Wednesday, March 14, 2012

Stories of making shaman drums


My ideas for making shaman, or journey, drums usually comes from some unexpected experience or insight—which is how most of my interactions with the spirit world occur. Something happens, I notice the something has a special shimmer in its timing or meaning, I make something in response, later I realize the entire process was directed without my conscious control or planning. These three drums are good examples of spirit directing the making, finishing and painting of my shamanic drums.

The pebble drum was made by a committee. Two women arranged a drum making workshop on Cortes Island, and as the days unfolded, we found ourselves all working equally on two hides, so in a way that feels inherently female, no one owned the drum skins, yet each was responsible for stewarding its becoming a drum. The little pebble inside the smoke tan pouch honors the value of small parts that are also being a part of a larger whole.

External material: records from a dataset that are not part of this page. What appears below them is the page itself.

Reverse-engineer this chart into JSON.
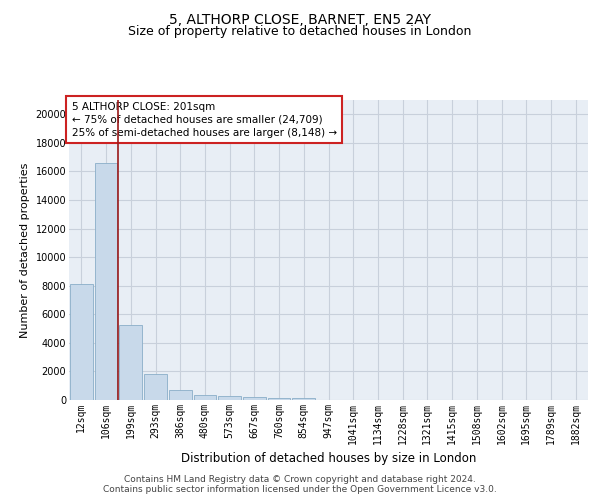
{
  "title": "5, ALTHORP CLOSE, BARNET, EN5 2AY",
  "subtitle": "Size of property relative to detached houses in London",
  "xlabel": "Distribution of detached houses by size in London",
  "ylabel": "Number of detached properties",
  "categories": [
    "12sqm",
    "106sqm",
    "199sqm",
    "293sqm",
    "386sqm",
    "480sqm",
    "573sqm",
    "667sqm",
    "760sqm",
    "854sqm",
    "947sqm",
    "1041sqm",
    "1134sqm",
    "1228sqm",
    "1321sqm",
    "1415sqm",
    "1508sqm",
    "1602sqm",
    "1695sqm",
    "1789sqm",
    "1882sqm"
  ],
  "values": [
    8100,
    16600,
    5280,
    1850,
    700,
    350,
    260,
    205,
    160,
    120,
    0,
    0,
    0,
    0,
    0,
    0,
    0,
    0,
    0,
    0,
    0
  ],
  "bar_color": "#c8d9ea",
  "bar_edge_color": "#8aaec8",
  "highlight_line_color": "#9b1a1a",
  "annotation_box_text": "5 ALTHORP CLOSE: 201sqm\n← 75% of detached houses are smaller (24,709)\n25% of semi-detached houses are larger (8,148) →",
  "ylim": [
    0,
    21000
  ],
  "yticks": [
    0,
    2000,
    4000,
    6000,
    8000,
    10000,
    12000,
    14000,
    16000,
    18000,
    20000
  ],
  "background_color": "#e8eef5",
  "grid_color": "#c8d0db",
  "footer_line1": "Contains HM Land Registry data © Crown copyright and database right 2024.",
  "footer_line2": "Contains public sector information licensed under the Open Government Licence v3.0.",
  "title_fontsize": 10,
  "subtitle_fontsize": 9,
  "xlabel_fontsize": 8.5,
  "ylabel_fontsize": 8,
  "tick_fontsize": 7,
  "annotation_fontsize": 7.5,
  "footer_fontsize": 6.5
}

The eight-fold path drum didn’t want to be a turtle. When I completed the interlacement pattern on the back of this frame drum, I began pushing the lacing into various arrangements, and decided I could wrap the strands into the shape of a turtle. I spent many months trying to make this pattern into a turtle; each time only to be stymied by thongs that had nowhere to complete, or knots that couldn’t be hidden. Sometimes a drum knows who it is long before I do.

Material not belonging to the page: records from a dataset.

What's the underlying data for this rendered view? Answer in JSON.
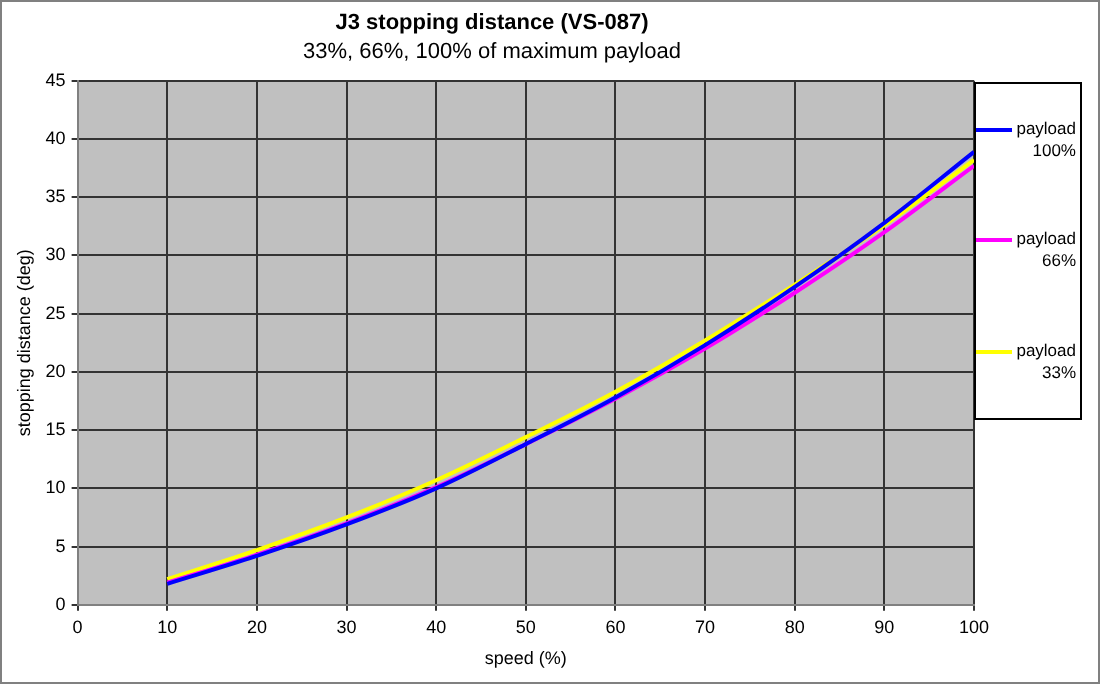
{
  "chart_data": {
    "type": "line",
    "title": "J3 stopping distance (VS-087)",
    "subtitle": "33%, 66%, 100% of maximum payload",
    "xlabel": "speed (%)",
    "ylabel": "stopping distance (deg)",
    "x": [
      10,
      20,
      30,
      40,
      50,
      60,
      70,
      80,
      90,
      100
    ],
    "series": [
      {
        "name": "payload 100%",
        "color": "#0000ff",
        "values": [
          1.8,
          4.2,
          6.9,
          10.0,
          13.8,
          17.8,
          22.3,
          27.3,
          32.8,
          38.9
        ]
      },
      {
        "name": "payload 66%",
        "color": "#ff00ff",
        "values": [
          1.9,
          4.3,
          7.0,
          10.1,
          13.8,
          17.7,
          22.0,
          26.8,
          32.0,
          37.7
        ]
      },
      {
        "name": "payload 33%",
        "color": "#ffff00",
        "values": [
          2.2,
          4.7,
          7.5,
          10.7,
          14.4,
          18.3,
          22.7,
          27.5,
          32.6,
          38.2
        ]
      }
    ],
    "xlim": [
      0,
      100
    ],
    "xticks": [
      0,
      10,
      20,
      30,
      40,
      50,
      60,
      70,
      80,
      90,
      100
    ],
    "ylim": [
      0,
      45
    ],
    "yticks": [
      0,
      5,
      10,
      15,
      20,
      25,
      30,
      35,
      40,
      45
    ],
    "grid": true,
    "legend": "right",
    "marker": "none",
    "line_style": "solid"
  }
}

The star drum received its name in a magical experience of concordance that I tell on its purchase a journey drum page on my Journey Oracle website, but the painting came in response to an invitation to exhibit a piece of my art in a show titled, “me and my shadow.” Because I never know who or what is going to appear when I gaze into a drum, and because I have a contract with the spirit world not to control or edit what I see—I don’t paint very many drums. At first I found this image quite unsettling, and yet the more I looked, the more I felt the protective kindness of the spirit animal guide, especially in its willingness to share its eye with a human. I wonder how many of us humans offer an eye to an animal in this reality—given the necessity of equality and generosity that this would require.